Robinhood Checking Moved Fast and Broke

Also Goldman and 1MDB, prop trading and sovereign crypto.

Last Thursday, Robinhood Financial LLC announced a new product called “Robinhood Checking & Savings,” which would allow anyone to open a deposit account with no-fee ATM access, a debit card, insurance from the Securities Investor Protection Corp. and a 3 percent interest rate. We talked about it on Friday morning. Robinhood is not a bank, so it can’t issue checking or savings accounts, and anyway the SIPC doesn’t insure checking and savings accounts, so it was all a bit weird. I assumed, perhaps foolishly, that Robinhood, uh, has some lawyers, and that they had thought about this and figured out a way to do it legally. For instance, Robinhood can’t issue a “checking account,” or a “savings account,” since those are things only banks can do, but “checking & savings” is technically neither of those things and so perhaps it falls into a gray area. “A magic ampersand,” I called it.
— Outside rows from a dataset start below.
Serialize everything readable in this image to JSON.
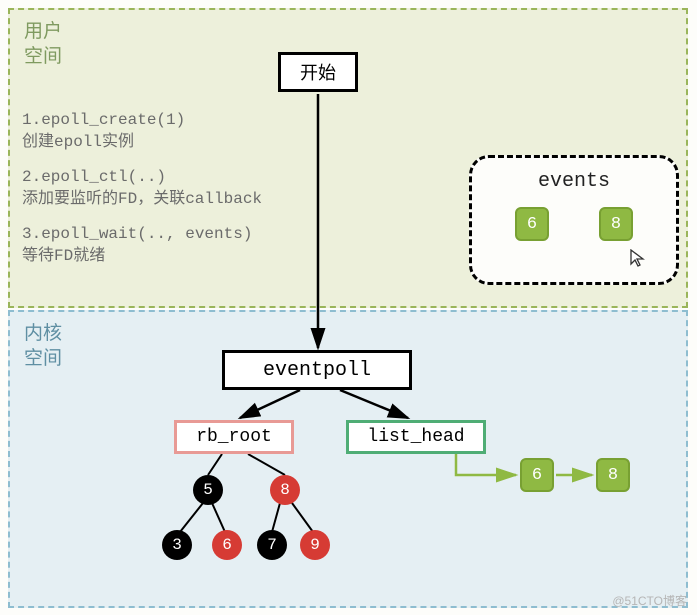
{
  "user_space": {
    "label": "用户\n空间"
  },
  "kernel_space": {
    "label": "内核\n空间"
  },
  "start": {
    "label": "开始"
  },
  "steps": [
    {
      "code": "1.epoll_create(1)",
      "desc": "创建epoll实例"
    },
    {
      "code": "2.epoll_ctl(..)",
      "desc": "添加要监听的FD，关联callback"
    },
    {
      "code": "3.epoll_wait(.., events)",
      "desc": "等待FD就绪"
    }
  ],
  "events": {
    "title": "events",
    "items": [
      "6",
      "8"
    ]
  },
  "eventpoll": {
    "label": "eventpoll"
  },
  "rb_root": {
    "label": "rb_root"
  },
  "list_head": {
    "label": "list_head"
  },
  "tree": {
    "n5": "5",
    "n8": "8",
    "n3": "3",
    "n6": "6",
    "n7": "7",
    "n9": "9"
  },
  "ready_list": [
    "6",
    "8"
  ],
  "colors": {
    "user_border": "#9ab55a",
    "user_bg": "#edf0db",
    "kernel_border": "#8ebdd0",
    "kernel_bg": "#e5eff3",
    "green_chip": "#8fb943",
    "rb_border": "#e89a95",
    "lh_border": "#4fad75",
    "red_node": "#d63b34",
    "black_node": "#000000"
  },
  "watermark": "@51CTO博客"
}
Well, no. By Friday afternoon the head of the SIPC had told reporters that SIPC would not insure the accounts, and had reported Robinhood to the Securities and Exchange Commission. And by Friday evening Robinhood Checking & Savings was no more. The web page announcing the product is gone, and Robinhood’s website now contains a very-slightly-chastened-for-a-fintech “Letter From Our Founders” walking back the whole thing. “We plan to work closely with regulators as we prepare to launch our cash management program,” says Robinhood, now, “and we’re revamping our marketing materials, including the name.” The magic ampersand did not save them.